Ultra-processed food that is linked to poor health outcomes should carry a warning similar to those on cigarette packs, a number of MPs have said.

Ultra-processed foods contain high levels of added fat, sugar and salt, are low in protein and fibre and contain artificial colourings, sweeteners and preservatives.

Ready meals, fizzy drinks and ice cream are popular examples of ultra-processed foods, but they are typically defined as foods which contain ingredients that people would not add when cooking at home.

Sir Greg Knight, a former Conservative minister, said: “There’s a case for looking again at our food-labelling laws and perhaps requiring ultra-processed food to carry a health warning, rather like we require cigarette packets to have to display such a warning.

“If we are to urge that ultra-processed food carries with it a label warning, that warning should be in a typeface large enough to be read without the use of a magnifying glass, so people know what it is they’re buying before they purchase it.”

Carol Monaghan, a SNP MP, added: “One of the issues with ultra-processed food is that it’s also ultra-addictive and then people want to have more of it, and we can’t help ourselves, but we don’t treat it like other ultra-addictive things like cigarettes and alcohol.

“The health implications could be just as serious. Is it time we do that?”

When opening the debate in Westminster Hall, Conservative MP Suzanne Webb, explained: “Ultra-processed food is food that tends to be high in fat, salt and sugar – food which is highly addictive.

“Awareness of what is ultra-processed food is actually fairly low but they are familiar foods in your shopping trolley.”

She continued: “They include pizza, ice cream, crisps, mass-produced bread, breakfast cereals, biscuits, carbonated drinks, fruit-flavoured yogurts, pre-packaged meals, sausages and other reconstituted meat products and some alcoholic drinks – including whisky, gin and rum.”

Although the MP for Stourbridge acknowledged the cost of living crisis, she said she is disappointed that the government has delayed the planned ban on two-for-one junk food deals, saying: “The food supply chain is, quite frankly, endorsing and promoting products that are linked to serious health outcomes.

“A good step forward would be to see an advertising watershed.
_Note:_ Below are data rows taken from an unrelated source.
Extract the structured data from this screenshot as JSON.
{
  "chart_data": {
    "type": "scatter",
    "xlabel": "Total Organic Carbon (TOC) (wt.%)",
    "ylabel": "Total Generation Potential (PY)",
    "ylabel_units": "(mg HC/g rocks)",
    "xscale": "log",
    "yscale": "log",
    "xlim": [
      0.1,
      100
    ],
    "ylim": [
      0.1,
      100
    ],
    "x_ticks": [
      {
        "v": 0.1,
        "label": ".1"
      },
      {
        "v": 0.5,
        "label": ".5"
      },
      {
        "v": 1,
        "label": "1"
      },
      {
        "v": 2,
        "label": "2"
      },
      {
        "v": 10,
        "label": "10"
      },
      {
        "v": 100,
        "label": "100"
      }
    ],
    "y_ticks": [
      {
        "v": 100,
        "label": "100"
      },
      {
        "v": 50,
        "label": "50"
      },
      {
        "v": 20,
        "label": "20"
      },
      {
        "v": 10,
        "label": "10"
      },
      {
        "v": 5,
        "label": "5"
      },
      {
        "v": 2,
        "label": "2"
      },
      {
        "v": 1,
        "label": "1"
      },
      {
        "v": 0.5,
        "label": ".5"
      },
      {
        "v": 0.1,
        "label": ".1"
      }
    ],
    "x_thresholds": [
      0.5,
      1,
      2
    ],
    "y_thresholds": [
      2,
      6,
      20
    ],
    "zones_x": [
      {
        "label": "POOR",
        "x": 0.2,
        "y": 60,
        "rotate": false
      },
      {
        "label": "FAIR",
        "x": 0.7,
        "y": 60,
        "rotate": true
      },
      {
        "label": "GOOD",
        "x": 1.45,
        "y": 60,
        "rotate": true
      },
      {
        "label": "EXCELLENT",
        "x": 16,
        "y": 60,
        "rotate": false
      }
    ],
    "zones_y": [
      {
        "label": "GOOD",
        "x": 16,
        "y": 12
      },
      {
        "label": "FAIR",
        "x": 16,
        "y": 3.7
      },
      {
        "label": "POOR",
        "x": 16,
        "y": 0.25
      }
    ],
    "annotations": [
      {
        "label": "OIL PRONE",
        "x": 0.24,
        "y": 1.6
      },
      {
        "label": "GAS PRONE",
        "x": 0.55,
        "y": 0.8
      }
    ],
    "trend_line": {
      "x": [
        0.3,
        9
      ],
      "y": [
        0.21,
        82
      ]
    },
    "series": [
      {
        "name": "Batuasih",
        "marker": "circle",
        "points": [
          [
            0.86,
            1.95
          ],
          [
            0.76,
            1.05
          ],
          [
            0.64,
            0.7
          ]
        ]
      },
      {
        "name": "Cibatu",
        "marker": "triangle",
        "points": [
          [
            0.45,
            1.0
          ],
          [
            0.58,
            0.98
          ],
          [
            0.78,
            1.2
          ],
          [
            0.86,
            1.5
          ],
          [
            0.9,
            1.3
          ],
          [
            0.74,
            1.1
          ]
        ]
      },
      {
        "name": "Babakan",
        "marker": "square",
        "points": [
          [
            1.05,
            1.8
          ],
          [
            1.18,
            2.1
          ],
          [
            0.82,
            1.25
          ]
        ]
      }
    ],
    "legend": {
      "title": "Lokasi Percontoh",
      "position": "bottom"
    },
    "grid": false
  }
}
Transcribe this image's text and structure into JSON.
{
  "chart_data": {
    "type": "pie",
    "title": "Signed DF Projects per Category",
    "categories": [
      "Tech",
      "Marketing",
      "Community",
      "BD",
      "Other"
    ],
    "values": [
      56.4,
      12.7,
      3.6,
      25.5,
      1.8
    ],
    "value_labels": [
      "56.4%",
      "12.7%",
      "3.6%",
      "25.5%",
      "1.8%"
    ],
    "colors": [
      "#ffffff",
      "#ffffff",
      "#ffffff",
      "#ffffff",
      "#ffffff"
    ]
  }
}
Current advertising regulations are not going far enough to protect children from seeing a significant amount of unhealthy food adverts.”

Last year, researchers in China found that a diet heavily involving ultra-processed foods is linked to developing dementia.

The researchers found an association between ultra-processed foods and dementia in 70,000 middle-aged people after studying them for ten years. They discovered that the foods cause a build-up of cholesterol due to high fat content and restrict blood flow to the brain.